The free agency frenzy has largely died down, but not after an exciting weekend and some not-so-minor moves in the early part of this week. Here’s another look at the boldest, shrewdest, and strangest moves in the last week of the funnest NFL free agency ever.
The boldest move: The Super Bowl hungry Philadelphia Eagles made multiple moves in the second half of the 2011 free agency bonanza to earn this title. They’re signing of Nnamdi Asomugha took everyone by surprise. Andy Reid swooped in and plucked the best corner since Champ Bailey in his prime from right under the Jets’ noses, and the Philadelphia defense just went from strong to scary. Though their numerous other additions have shined the Dream Team light on them, the pickups aren’t Dan Snyder-esquely superfluous: Players like Vince Young, Dominique Rodgers-Cromartie, Cullen Jenkins, Jason Babin (a re-signing), and Ronnie Brown all add high-quality depth and experience for the Birds.
Second place: After recruiting Sidney Rice last week, Pete Carroll continues to seamlessly adapt his collegiate recruiting abilities to the NFL with the stunning signing of perhaps the best young tight end in the game, Zach Miller, who had widely been expected to resign with Oakland.
Shrewd moves: The Texans fell out of the Asomugha sweepstakes early on, but they signed the second-best corner on the market in Johnathan Joseph. Their smartest move was also inking safety Danieal Manning, a young strong safety who can also cover. The tandem of moves isn’t flashy but dramatically upgrades last year’s pass defense that was one of the worst in league history.
Second place: Again, here come the Eagles. By picking up Ronnie Brown they get a starting-caliber back who could excel in the physical NFC East if the diminutive LeSean McCoy goes down for length of time due to injury.
Head Scratchers: The Vikings acquired Donovan McNabb — not necessarily a bad move — but then addressed the gaping hole at wide receiver left by Sidney Rice by signing Michael Jenkins, a plodder whose strongest asset is his blocking ability. There were far better players available — Malcolm Floyd still hasn’t signed anywhere — but the Vikings will instead go into battle with a top-three receiving tandem of Jenkins, the Bernard Berrian (who stopped scaring defenses three years ago) and Percy Harvin.
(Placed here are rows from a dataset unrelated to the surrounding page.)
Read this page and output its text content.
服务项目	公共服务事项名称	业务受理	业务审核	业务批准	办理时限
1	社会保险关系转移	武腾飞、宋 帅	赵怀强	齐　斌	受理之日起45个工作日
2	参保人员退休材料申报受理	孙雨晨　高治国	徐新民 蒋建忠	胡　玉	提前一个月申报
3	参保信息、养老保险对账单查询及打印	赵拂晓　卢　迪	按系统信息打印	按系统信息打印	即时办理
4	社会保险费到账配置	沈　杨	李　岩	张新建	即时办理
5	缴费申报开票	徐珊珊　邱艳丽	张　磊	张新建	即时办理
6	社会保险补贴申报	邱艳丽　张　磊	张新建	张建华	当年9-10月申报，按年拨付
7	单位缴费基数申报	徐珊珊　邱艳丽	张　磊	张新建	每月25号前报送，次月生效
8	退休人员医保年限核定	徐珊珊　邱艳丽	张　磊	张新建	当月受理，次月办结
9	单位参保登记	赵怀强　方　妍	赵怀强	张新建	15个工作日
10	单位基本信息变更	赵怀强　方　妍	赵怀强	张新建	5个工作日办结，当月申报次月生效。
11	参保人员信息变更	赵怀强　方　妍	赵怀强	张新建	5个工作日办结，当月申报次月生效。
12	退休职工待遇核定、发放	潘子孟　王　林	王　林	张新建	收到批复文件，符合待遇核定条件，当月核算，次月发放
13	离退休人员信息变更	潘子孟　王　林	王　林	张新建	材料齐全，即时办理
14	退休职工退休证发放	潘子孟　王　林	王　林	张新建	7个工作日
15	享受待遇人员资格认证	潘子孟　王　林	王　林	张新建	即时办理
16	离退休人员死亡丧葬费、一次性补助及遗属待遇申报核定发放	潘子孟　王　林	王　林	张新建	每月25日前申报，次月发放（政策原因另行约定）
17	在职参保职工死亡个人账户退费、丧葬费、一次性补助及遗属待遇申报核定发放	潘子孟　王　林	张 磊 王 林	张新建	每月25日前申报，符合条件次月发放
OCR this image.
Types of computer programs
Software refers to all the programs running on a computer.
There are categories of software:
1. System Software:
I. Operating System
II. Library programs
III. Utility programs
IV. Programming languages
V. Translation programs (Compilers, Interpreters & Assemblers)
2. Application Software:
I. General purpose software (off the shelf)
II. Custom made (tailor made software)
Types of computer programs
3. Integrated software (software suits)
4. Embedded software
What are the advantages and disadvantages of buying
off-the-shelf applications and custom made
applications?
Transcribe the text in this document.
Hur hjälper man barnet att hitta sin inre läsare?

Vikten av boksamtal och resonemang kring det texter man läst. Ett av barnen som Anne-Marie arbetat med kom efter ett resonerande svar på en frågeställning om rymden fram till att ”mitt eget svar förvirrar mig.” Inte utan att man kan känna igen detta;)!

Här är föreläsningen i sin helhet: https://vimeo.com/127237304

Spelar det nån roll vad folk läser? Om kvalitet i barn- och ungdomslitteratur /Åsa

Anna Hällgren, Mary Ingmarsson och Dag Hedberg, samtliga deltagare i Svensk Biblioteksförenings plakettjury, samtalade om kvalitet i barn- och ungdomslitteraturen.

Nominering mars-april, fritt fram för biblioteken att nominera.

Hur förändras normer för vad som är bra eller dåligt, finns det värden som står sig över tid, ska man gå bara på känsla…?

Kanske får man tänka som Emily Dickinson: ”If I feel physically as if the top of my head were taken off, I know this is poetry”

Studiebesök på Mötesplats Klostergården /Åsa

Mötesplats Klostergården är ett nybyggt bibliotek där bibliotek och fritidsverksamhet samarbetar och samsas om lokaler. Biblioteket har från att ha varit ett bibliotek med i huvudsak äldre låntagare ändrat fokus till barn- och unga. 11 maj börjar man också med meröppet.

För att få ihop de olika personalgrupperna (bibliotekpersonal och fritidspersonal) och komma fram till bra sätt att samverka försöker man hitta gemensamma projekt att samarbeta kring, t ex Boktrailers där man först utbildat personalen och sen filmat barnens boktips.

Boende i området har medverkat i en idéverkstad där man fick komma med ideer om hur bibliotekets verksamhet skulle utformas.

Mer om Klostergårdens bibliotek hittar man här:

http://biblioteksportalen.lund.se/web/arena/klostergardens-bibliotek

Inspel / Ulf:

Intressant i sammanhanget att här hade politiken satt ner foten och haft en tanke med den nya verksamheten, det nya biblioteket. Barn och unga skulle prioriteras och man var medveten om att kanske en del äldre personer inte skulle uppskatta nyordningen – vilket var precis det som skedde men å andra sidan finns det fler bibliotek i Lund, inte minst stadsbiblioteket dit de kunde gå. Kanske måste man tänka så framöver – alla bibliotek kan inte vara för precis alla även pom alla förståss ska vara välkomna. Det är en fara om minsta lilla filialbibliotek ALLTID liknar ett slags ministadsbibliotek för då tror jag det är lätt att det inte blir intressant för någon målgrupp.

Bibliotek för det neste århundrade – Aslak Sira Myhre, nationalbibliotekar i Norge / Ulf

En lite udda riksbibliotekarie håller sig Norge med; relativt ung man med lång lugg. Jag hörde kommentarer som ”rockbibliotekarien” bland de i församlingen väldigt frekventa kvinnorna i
Harvin is the only name who remotely challenges defenses, but he will be shut down if opposing teams don’t have to worry about who is lining up across from him.
Second place: Randy Moss’ retirement seems premature. Certainly he isn’t the same player he was even three years ago, but even after last year’s three-team debacle it would seem he still has at least something left in the tank.
As for the Redskins, they’ve added plenty of depth on both sides of the ball (though the O-line continues its recent tradition of being precariously thin). It is questionable how talented that depth is, and they passed on some potentially helpful additions, like Brown and nose tackle Aubrayo Franklin (who was shrewdly added by the Saints). There were rumors they were interested in Braylon Edwards, but the team exercised its newly found discretion in not pursuing the drop-prone, trouble-prone receiver. Still, the restraint is encouraging.
After a decade-plus of aimless roster and coaching turnover, the Redskins might finally be building a franchise that, with the addition of a franchise quarterback (Andrew Luck, anyone?), can contend year in and year out. Like the good old days.
Parting thought: How great would Ricky Williams look in burgundy-and-gold?